The same can be done in Perl but it's support for (?P=NAME) does not permit a single-quote to be used as a delimiter. So

echo \"blah\" | perl -ne 'm/(?P<quote>["x]?)(\w+)(?P=quote)/ and print $2;'

works but to support the single-quote, one must use \k{NAME} to back-reference instead. c.f. man perlre(1).

Answer 2

Generally @Daniel Vandersluis response would work. However, some compilers do not recognize the optional group (") if it is empty, therefore they do not detect the back reference \1.

In order to avoid this problem a more robust solution would be:

/^("|)(pattern)\1$/

Then the compiler will always detect the first group. This expression can also be modified if there is some prefix in the expression and you want to capture it first:

/^(key)=("|)(value)\2$/

Answer 3

This is quite simple as well: (".+"|.+). Make sure the first match is with quotes and the second without.

Answer 4

You can get a solution without repeating by making use of backreferences and conditionals:

/^(")?(pattern)(?(1)\1|)$/

Matches:

• pattern
• "pattern"

Doesn't match:

• "pattern
• pattern"

This pattern is somewhat complex, however. It first looks for an optional quote, and puts it into backreference 1 if one is found. Then it searches for your pattern. Then it uses conditional syntax to say "if backreference 1 is found again, match it, otherwise match nothing". The whole pattern is anchored (which means that it needs to appear by itself on a line) so that unmatched quotes won't be captured (otherwise the pattern in pattern" would match).

Note that support for conditionals varies by engine and the more verbose but repetitive expressions will be more widely supported (and likely easier to understand).

---

Update: A much simpler version of this regex would be /^(")?(pattern)\1$/, which does not need a conditional. When I was testing this initially, the tester I was using gave me a false negative, which lead me to discount it (oops!).

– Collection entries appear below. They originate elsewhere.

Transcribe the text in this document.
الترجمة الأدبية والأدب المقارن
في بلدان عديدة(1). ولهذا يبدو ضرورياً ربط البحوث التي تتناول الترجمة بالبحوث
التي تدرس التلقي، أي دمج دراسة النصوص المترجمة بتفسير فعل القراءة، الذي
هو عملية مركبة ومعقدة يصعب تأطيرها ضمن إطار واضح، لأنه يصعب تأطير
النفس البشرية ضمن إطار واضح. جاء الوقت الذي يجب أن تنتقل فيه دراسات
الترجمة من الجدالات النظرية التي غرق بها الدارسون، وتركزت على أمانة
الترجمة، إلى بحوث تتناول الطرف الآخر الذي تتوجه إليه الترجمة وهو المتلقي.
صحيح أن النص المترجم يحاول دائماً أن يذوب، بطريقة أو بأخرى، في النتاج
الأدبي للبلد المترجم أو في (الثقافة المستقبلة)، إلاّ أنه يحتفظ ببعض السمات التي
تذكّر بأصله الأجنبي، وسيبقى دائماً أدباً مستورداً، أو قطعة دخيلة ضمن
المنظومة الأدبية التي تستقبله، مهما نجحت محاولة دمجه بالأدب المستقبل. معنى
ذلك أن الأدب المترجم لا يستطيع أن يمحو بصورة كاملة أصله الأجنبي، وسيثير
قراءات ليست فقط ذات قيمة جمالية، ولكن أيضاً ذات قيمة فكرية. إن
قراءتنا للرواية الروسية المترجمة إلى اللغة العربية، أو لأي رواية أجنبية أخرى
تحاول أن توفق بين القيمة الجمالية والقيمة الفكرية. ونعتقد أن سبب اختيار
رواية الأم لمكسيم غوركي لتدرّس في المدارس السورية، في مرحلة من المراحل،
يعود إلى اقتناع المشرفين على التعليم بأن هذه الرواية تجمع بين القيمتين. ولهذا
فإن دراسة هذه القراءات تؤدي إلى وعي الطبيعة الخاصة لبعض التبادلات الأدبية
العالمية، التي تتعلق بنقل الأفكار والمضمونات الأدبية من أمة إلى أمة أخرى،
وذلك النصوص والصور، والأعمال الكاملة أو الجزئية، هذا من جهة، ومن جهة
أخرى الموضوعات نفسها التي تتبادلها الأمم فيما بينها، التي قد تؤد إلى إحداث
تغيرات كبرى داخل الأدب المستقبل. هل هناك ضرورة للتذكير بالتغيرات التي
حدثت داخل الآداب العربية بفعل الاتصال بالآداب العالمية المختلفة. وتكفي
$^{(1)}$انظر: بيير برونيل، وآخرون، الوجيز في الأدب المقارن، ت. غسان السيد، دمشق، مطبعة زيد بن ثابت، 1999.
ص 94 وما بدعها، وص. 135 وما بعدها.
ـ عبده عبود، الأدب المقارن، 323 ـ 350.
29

I'll leave the solution with the conditional up for posterity and interest, but this is a simpler version that is more likely to work in a wider variety of engines (backreferences are the only feature being used here which might be unsupported).

Answer 5

This should work with recursive regex (which needs longer to get right). In the meantime: in Perl, you can build a self-modifying regex. I'll leave that as an academic example ;-)

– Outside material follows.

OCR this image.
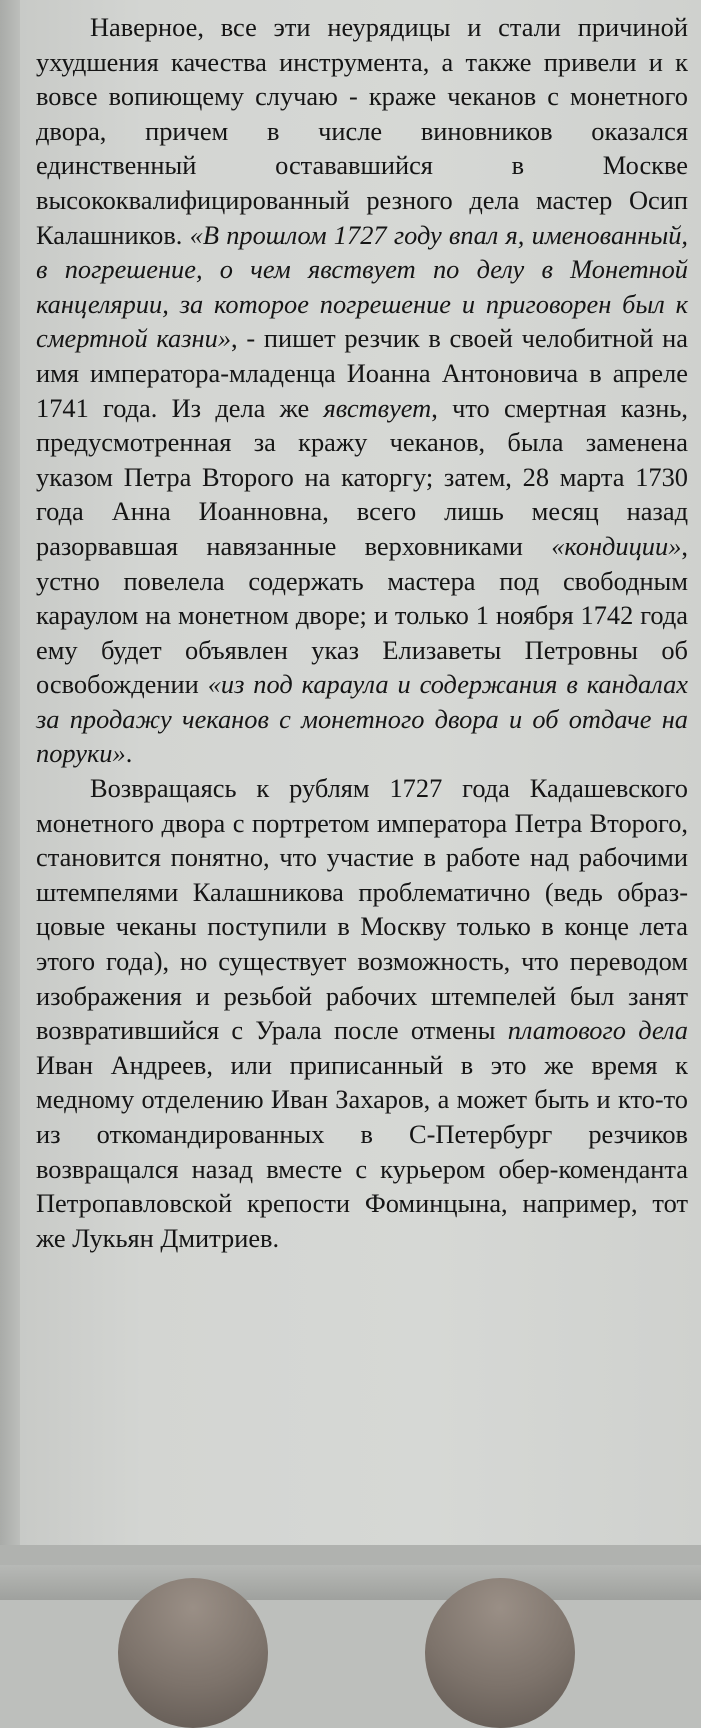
Наверное, все эти неурядицы и стали причиной ухудшения качества инструмента, а также привели и к вовсе вопиющему случаю - краже чеканов с монетного двора, причем в числе виновников оказался единственный остававшийся в Москве высококвалифицированный резного дела мастер Осип Калашников. «В прошлом 1727 году впал я, именованный, в погрешение, о чем явствует по делу в Монетной канцелярии, за которое погрешение и приговорен был к смертной казни», - пишет резчик в своей челобитной на имя императора-младенца Иоанна Антоновича в апреле 1741 года. Из дела же явствует, что смертная казнь, предусмотренная за кражу чеканов, была заменена указом Петра Второго на каторгу; затем, 28 марта 1730 года Анна Иоанновна, всего лишь месяц назад разорвавшая навязанные верховниками «кондиции», устно повелела содержать мастера под свободным караулом на монетном дворе; и только 1 ноября 1742 года ему будет объявлен указ Елизаветы Петровны об освобождении «из под караула и содержания в кандалах за продажу чеканов с монетного двора и об отдаче на поруки».

Возвращаясь к рублям 1727 года Кадашевского монетного двора с портретом императора Петра Второго, становится понятно, что участие в работе над рабочими штемпелями Калашникова проблематично (ведь образцовые чеканы поступили в Москву только в конце лета этого года), но существует возможность, что переводом изображения и резьбой рабочих штемпелей был занят возвратившийся с Урала после отмены платового дела Иван Андреев, или приписанный в это же время к медному отделению Иван Захаров, а может быть и кто-то из откомандированных в С-Петербург резчиков возвращался назад вместе с курьером обер-коменданта Петропавловской крепости Фоминцына, например, тот же Лукьян Дмитриев.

my @stuff = ( '"pattern"', 'pattern', 'pattern"', '"pattern'  );

foreach (@stuff) {
   print "$_ OK\n" if /^
                        (")?
                        \w+
                        (??{defined $1 ? '"' : ''})
                       $
                      /x
}

Result:

"pattern" OK
pattern OK

Answer 6

Depending on the language you're using, you should be able to use backreferences. Something like this, say:

(["'])(pattern)\1|^(pattern)$

That way, you're requiring that either there are no quotes, or that the SAME quote is used on both ends.